At press time, literally hours before Inauguration Day, there was no signal from the incoming president about who a nominee might be. Though some believe the front-runner is former Lt. Gov. Abel Maldonado of Santa Maria, the administration has been silent on the status of its final major appointment.
Even if the president does choose a candidate for confirmation, the delay in naming someone to lead farm policy is a slap in the face to the millions of rural voters who helped him get elected, particularly in the crucial states of Michigan, Wisconsin, Illinois and Ohio.
The slowness of this administration in naming a Secretary of Agriculture is also going to impact California and the Central Coast.
California is the nation’s leading agricultural producer and the winter’s drought relief means we are poised to make renewed gains.
The Central Coast’s bounty of citrus, avocadoes, wine grapes, berries and specialty crops is key to the leading role of U.S. farmers in international trade. Agriculture is also a major driver of the region’s tourism industry — by far our largest employer.
With globalization issues at the center of the November election as well as the lead up to the transition of power to a new administration, the role of agriculture should not be overlooked. It’s a powerful weapon for both national security and economic prosperity.
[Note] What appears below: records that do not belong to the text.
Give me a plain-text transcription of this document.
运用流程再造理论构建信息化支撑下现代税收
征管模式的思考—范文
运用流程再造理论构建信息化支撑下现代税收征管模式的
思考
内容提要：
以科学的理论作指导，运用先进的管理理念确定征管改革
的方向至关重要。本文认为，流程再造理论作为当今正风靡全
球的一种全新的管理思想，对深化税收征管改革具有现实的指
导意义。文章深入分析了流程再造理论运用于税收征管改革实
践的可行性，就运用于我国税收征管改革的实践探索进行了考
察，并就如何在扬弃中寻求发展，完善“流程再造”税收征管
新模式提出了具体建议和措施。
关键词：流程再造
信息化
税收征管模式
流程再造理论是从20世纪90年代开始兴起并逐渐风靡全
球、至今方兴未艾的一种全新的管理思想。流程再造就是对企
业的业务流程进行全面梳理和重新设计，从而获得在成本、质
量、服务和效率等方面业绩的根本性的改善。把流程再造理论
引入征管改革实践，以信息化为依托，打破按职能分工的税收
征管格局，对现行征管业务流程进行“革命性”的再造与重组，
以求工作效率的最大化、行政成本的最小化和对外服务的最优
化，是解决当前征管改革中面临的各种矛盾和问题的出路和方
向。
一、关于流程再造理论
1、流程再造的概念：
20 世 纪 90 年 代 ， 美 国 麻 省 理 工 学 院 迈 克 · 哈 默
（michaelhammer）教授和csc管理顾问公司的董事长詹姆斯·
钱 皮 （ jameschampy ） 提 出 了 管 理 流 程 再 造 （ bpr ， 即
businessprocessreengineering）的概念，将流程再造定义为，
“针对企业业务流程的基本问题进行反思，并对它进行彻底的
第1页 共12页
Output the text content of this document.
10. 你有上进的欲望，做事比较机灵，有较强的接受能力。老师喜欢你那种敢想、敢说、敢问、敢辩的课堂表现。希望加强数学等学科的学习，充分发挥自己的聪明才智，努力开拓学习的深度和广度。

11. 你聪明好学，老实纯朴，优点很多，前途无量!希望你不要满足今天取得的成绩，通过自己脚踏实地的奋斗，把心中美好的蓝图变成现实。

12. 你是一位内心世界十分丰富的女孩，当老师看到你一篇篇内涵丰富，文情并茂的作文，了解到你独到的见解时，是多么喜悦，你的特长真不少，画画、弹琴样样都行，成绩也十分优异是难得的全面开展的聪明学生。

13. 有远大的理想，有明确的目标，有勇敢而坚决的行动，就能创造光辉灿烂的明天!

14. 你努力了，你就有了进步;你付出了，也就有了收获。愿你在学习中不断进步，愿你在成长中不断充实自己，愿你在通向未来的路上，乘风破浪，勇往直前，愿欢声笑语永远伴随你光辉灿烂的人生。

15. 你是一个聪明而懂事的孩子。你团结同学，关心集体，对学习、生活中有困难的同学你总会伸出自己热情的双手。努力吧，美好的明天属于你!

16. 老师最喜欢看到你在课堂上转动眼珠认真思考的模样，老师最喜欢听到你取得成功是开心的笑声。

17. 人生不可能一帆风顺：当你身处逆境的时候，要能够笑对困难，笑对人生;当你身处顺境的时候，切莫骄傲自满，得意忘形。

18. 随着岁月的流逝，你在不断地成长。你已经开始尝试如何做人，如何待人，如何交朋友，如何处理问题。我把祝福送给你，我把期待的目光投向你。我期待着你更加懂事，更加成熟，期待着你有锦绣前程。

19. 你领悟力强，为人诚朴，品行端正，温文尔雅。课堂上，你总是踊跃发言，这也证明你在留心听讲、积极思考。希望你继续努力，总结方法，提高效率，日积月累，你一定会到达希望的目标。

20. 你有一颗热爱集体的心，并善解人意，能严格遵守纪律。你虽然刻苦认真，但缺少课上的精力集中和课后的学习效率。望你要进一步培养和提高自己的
Strong leadership from the government is key.
That’s why the early departure of outgoing Secretary Tom Vilsak is particularly troubling, as it has left a void that will take weeks if not months to fill.
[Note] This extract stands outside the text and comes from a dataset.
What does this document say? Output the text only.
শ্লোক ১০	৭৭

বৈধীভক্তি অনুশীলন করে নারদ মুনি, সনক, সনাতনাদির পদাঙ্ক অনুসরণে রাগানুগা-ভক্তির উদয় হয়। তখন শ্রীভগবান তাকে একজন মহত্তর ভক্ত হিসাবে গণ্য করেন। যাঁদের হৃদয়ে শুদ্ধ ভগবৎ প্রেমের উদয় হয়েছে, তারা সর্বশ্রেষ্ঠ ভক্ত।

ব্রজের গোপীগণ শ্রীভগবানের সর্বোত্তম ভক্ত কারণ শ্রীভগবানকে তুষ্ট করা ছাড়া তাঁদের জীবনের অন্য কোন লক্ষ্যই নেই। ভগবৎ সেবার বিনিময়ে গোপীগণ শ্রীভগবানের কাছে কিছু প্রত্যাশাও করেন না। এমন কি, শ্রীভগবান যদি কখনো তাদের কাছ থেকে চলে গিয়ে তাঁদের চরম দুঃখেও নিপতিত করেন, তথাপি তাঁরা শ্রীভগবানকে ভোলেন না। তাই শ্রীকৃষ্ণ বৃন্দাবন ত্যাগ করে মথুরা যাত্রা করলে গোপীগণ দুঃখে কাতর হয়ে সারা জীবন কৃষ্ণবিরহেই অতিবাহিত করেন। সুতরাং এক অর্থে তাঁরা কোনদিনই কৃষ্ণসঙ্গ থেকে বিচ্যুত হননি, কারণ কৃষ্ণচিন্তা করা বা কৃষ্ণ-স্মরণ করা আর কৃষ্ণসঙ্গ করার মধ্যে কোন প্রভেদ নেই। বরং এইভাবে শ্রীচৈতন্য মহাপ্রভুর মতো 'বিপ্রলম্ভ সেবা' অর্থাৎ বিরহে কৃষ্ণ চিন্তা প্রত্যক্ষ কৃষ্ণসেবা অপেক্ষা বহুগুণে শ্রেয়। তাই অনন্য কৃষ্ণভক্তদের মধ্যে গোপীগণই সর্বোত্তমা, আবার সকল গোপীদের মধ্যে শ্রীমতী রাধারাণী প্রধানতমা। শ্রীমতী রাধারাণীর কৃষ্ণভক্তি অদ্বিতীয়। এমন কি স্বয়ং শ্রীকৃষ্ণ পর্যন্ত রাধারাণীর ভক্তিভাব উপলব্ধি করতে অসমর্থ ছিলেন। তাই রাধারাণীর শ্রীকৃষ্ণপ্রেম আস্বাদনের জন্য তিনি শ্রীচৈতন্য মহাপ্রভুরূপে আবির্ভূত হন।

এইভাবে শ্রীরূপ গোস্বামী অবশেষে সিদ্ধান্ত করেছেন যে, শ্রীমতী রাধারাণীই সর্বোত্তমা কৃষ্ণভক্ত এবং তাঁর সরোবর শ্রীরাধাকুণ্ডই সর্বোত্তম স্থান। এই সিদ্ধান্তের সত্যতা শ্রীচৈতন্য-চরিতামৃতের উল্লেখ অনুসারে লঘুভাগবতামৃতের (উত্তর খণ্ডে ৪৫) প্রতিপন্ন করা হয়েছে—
By tradition, the Secretary of Agriculture is an advocate for free trade, for legal ways to import farm labor and for advances in food technology that make it possible for America to feed much of the world.
Best choice would be a farmer
We’d urge the administration to resist ultra-nationalist forces that might want to deny Maldonado a cabinet position because his parents were farmworkers, or because he’s been a man of moderate views on economic and farm policy.
In an administration loaded with billionaires and former Goldman Sachs investment bankers, it would be a great idea to have an actual farmer from California or Iowa or elsewhere to be the representative of agriculture in the cabinet.
America can’t be great again on manufacturing alone — it must remain the world’s leader in providing food and food products to nations across the globe.
President Trump must name a Secretary of Agriculture quickly and find someone who can easily earn confirmation. The nation, our state and our region can’t afford to have this important position remain unfilled at a crucial time.